Following an order of the Supreme Court, the temple -- dedicated to Lord Ayyappa -- is set to open for devotees, including women, at 5pm on Wednesday.
Here are some facts and controversies about the historic temple:
• An estimated 3.5 crore pilgrims visited the shrine in 2016 and the total revenue collection of the Lord Ayyappa temple for the 2016-17 festival season was Rs 243.69 crore, according to the government.
• The hill-top shrine is nestled in Western Ghats in Pathanamthitta district, about 3000 feet above sea level.
• Devotees from across the country visit the hill shrine during the festival season between November and January every year.

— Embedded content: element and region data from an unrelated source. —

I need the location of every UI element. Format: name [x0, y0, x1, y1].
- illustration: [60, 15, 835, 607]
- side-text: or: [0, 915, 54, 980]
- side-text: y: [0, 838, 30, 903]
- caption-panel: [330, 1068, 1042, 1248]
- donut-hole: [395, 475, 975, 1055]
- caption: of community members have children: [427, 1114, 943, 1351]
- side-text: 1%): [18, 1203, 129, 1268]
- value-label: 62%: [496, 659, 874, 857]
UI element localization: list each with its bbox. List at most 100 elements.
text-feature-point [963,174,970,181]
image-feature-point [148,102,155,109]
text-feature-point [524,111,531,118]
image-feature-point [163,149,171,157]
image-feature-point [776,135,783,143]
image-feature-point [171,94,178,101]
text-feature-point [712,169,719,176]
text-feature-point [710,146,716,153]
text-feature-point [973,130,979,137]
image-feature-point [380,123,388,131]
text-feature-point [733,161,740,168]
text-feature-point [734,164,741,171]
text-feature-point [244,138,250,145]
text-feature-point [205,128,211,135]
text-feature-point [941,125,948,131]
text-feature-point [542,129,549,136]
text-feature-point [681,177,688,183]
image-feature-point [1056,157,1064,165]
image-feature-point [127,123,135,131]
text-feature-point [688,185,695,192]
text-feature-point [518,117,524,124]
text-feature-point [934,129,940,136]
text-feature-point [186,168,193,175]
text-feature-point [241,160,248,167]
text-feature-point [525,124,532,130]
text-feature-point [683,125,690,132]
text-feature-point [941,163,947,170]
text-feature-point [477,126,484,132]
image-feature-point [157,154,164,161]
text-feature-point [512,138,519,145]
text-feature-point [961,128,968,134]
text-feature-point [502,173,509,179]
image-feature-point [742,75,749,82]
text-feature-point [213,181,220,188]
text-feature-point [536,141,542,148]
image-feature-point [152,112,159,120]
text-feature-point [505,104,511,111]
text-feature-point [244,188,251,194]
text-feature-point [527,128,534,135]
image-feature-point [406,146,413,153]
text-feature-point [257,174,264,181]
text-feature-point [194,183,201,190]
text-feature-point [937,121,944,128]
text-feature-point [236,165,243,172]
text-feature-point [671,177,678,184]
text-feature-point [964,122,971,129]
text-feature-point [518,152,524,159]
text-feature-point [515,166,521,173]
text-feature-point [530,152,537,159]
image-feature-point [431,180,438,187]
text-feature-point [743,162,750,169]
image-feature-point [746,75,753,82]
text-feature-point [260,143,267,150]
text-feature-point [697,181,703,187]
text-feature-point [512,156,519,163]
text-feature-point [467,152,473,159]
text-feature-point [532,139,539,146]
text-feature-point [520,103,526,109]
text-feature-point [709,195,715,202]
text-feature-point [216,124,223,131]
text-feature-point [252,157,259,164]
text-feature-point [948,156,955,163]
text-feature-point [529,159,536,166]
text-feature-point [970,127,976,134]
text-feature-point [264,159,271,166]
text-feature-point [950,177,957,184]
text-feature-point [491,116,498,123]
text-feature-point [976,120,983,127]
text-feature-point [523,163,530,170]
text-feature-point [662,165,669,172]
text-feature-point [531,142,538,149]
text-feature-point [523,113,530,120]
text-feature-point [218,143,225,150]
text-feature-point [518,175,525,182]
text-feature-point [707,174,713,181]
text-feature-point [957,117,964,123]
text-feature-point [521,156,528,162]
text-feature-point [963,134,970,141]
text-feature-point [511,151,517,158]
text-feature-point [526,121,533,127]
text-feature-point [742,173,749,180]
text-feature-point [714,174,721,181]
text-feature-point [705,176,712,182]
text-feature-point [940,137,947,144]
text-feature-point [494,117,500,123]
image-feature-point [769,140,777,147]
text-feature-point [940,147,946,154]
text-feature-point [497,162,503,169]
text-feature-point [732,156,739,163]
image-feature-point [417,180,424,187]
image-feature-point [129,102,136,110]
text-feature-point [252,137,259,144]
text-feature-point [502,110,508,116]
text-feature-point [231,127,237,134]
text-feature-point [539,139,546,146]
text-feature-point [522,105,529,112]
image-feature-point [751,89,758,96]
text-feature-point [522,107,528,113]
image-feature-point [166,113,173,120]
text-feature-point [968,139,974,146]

• The journey to the temple is arduous as vehicles can go only up to the Pamba hilltop.
• The pilgrims are supposed to fast for 41 days to cleanse their minds before going to Sabarimala.
• It is believed that Hindu God Ayyapa meditated in Sabarimala after killing the powerful demon Mahishi. Another tale says that ‘Parasurama Maharshi’ lifted Kerala from the sea by throwing his axe and installed the idol of Ayyappa at Sabarimala.
• For years there were restrictions on the entry of women in the age group of 10 to 50 years in the shrine because the presiding deity Lord Ayyappa is considered to be a ‘naishtika brahmachari’ (perennial celibate).
• Jayamala, a Kannada actor, claimed in 2006 that she had entered the sanctum sanctorum and touched the idol of the presiding deity in Sabarimala. With the incident leading to a storm, the Kerala government had then ordered a crime branch probe but the case was later dropped.
• The temple has witnessed two major stampedes that have claimed over 200 lives. On January 14, 1999, a stampede on the foothills of Sabarimala killed 53 and another 104 pilgrims died on Makara Jyothi Day at Sabarimala in 2011.